Aydın’da Toprak, Su Ve Ormanların Önemi Anlatıldı

Aydın’da Toprak, Su Ve Ormanların Önemi Anlatıldı

Aydın’da, Erozyonla Mücadele Haftası kapsamında TEMA İl Temsilciliği tarafından “Kuraklık ve Su” temalı bir etkinlik düzenledi.
TEMA Aydın İl Temsilciliği ve gönüllü üyeler, Gençlik Caddesi üzerinde açtıkları stant ile tüm canlı hayatının bağlı olduğu toprak, su ve ormanın önemine dikkat çekmek amacıyla broşürler dağıtıldı.

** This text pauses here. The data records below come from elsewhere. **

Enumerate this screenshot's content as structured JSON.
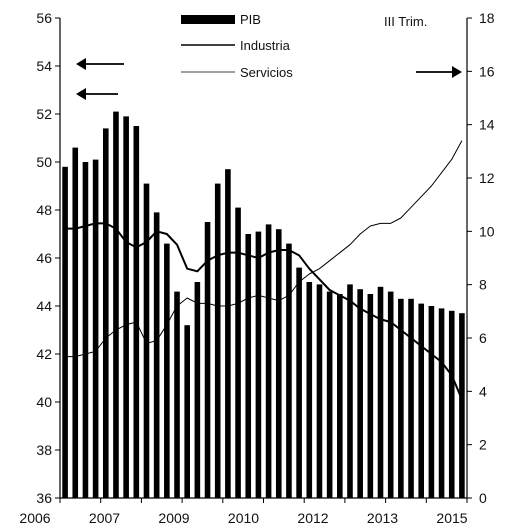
{
  "chart_data": {
    "type": "bar",
    "annotation": "III Trim.",
    "x_tick_labels": [
      "2006",
      "2007",
      "2009",
      "2010",
      "2012",
      "2013",
      "2015"
    ],
    "y_left": {
      "min": 36,
      "max": 56,
      "step": 2
    },
    "y_right": {
      "min": 0,
      "max": 18,
      "step": 2
    },
    "legend": [
      "PIB",
      "Industria",
      "Servicios"
    ],
    "colors": {
      "bars": "#000000",
      "industria": "#000000",
      "servicios": "#000000"
    },
    "series": [
      {
        "name": "PIB",
        "type": "bar",
        "axis": "left",
        "values": [
          49.8,
          50.6,
          50.0,
          50.1,
          51.4,
          52.1,
          51.9,
          51.5,
          49.1,
          47.9,
          46.6,
          44.6,
          43.2,
          45.0,
          47.5,
          49.1,
          49.7,
          48.1,
          47.0,
          47.1,
          47.4,
          47.2,
          46.6,
          45.6,
          45.0,
          44.9,
          44.6,
          44.5,
          44.9,
          44.7,
          44.5,
          44.8,
          44.6,
          44.3,
          44.3,
          44.1,
          44.0,
          43.9,
          43.8,
          43.7
        ]
      },
      {
        "name": "Industria",
        "type": "line",
        "axis": "right",
        "values": [
          10.1,
          10.1,
          10.2,
          10.3,
          10.3,
          10.1,
          9.6,
          9.4,
          9.6,
          10.0,
          9.9,
          9.5,
          8.6,
          8.5,
          8.9,
          9.1,
          9.2,
          9.2,
          9.1,
          9.0,
          9.2,
          9.3,
          9.3,
          9.1,
          8.6,
          8.2,
          7.8,
          7.6,
          7.4,
          7.1,
          6.9,
          6.7,
          6.6,
          6.3,
          6.0,
          5.7,
          5.4,
          5.1,
          4.6,
          3.7
        ]
      },
      {
        "name": "Servicios",
        "type": "line",
        "axis": "right",
        "values": [
          5.3,
          5.3,
          5.4,
          5.5,
          6.0,
          6.3,
          6.5,
          6.6,
          5.8,
          5.9,
          6.5,
          7.2,
          7.5,
          7.3,
          7.3,
          7.2,
          7.2,
          7.3,
          7.5,
          7.6,
          7.5,
          7.4,
          7.6,
          8.1,
          8.4,
          8.6,
          8.9,
          9.2,
          9.5,
          9.9,
          10.2,
          10.3,
          10.3,
          10.5,
          10.9,
          11.3,
          11.7,
          12.2,
          12.7,
          13.4
        ]
      }
    ]
  }
}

TEMA Aydın İl Temsilcisi Mehmet Özdemir yaptığı açıklamada, her yıl kasım ayı içinde “Erozyonla Mücadele Haftası” düzenlendiğini belirterek, 2014 yılında da kamuoyunu aydınlatmak amacıyla “Kuraklık ve Su” teması ile tüm canlı hayatının bağlı olduğu toprak, su ve ormanın önemine dikkat çekmek istediklerini söyledi. Özdemir, “Dünyamız ana karalarında her yıl kaybedilen 24 milyar ton verimli üst tabaka toprağının 743 milyon tonu Türkiye’den kaybedilmektedir. Orman ve Su İşleri Bakanlığı’nın 2013 yılı verilerine göre yıllık toprak kaybımız 814.599.670 M3/yıldır. Toprak kaybı, orman ve su kaybıyla doğru orantılıdır. Orman kaybedildikçe, toprak ve su da kaybedilmekte, toprak erozyonu artmakta, barajlar, göletler toprakla dolmakta, yağış rejimi bozulmakta, ‘kuraklık ve susuzluk’ artmaktadır. Türkiye’nin coğrafi yapısı çok engebelidir. Engebeli araziler ülke yüz ölçümünün yüzde 65’ini oluşturmakta, orman, bitki örtüsü olmayınca topraklarımızın yüzde 90’nın da erozyon yaşanmaktadır. Türkiye Ormanlarının yüzde 49’u bozuk ormanlar olarak nitelendirilmekte toprağın yüzde 10’nu kadarını örtebilmektedir. Eğimli arazilere sıkışmış, bütünlüğü bozulmuş ormanlarımızın yüzde 54’ünde, tarım alanlarımızın yüzde 59’unda erozyon görülmektedir. Unutmayalım ki, gezegenimizdeki karada yaşayan tüm canlılarla birlikte insanlığın geleceği toprağa, suya, ormana ve temiz havaya bağlıdır. Bu temel varlıklardan birinin kaybı diğerlerinin de kaybına sebep olmaktadır” dedi
Sürdürülebilir bir yaşam için toprak, su ve orman varlıkların korunması gerektiğini ifade eden Özdemir, “ Topraklarımızın tarımsal üretimde kalmasını, Büyük Menderes çanağındaki ovalarımızı ‘Büyük Ova’ statüsüne kavuşmasını sağlamalıyız. Baraj, göl ve göletlerimizin ekonomik ömrünü uzatmak, çamur, toprak deposu haline gelmesini önlemek için etrafını, havzasını ağaçlandırmalıyız. Bozuk orman alanlarını iyileştirerek, ormanlık alanları genişletmeliyiz. Topraklarımızı, çaylarımızı, derelerimizi, ırmaklarımızı temiz tutarak, kirlenmesini önleyici tedbirler almalıyız” diye konuştu.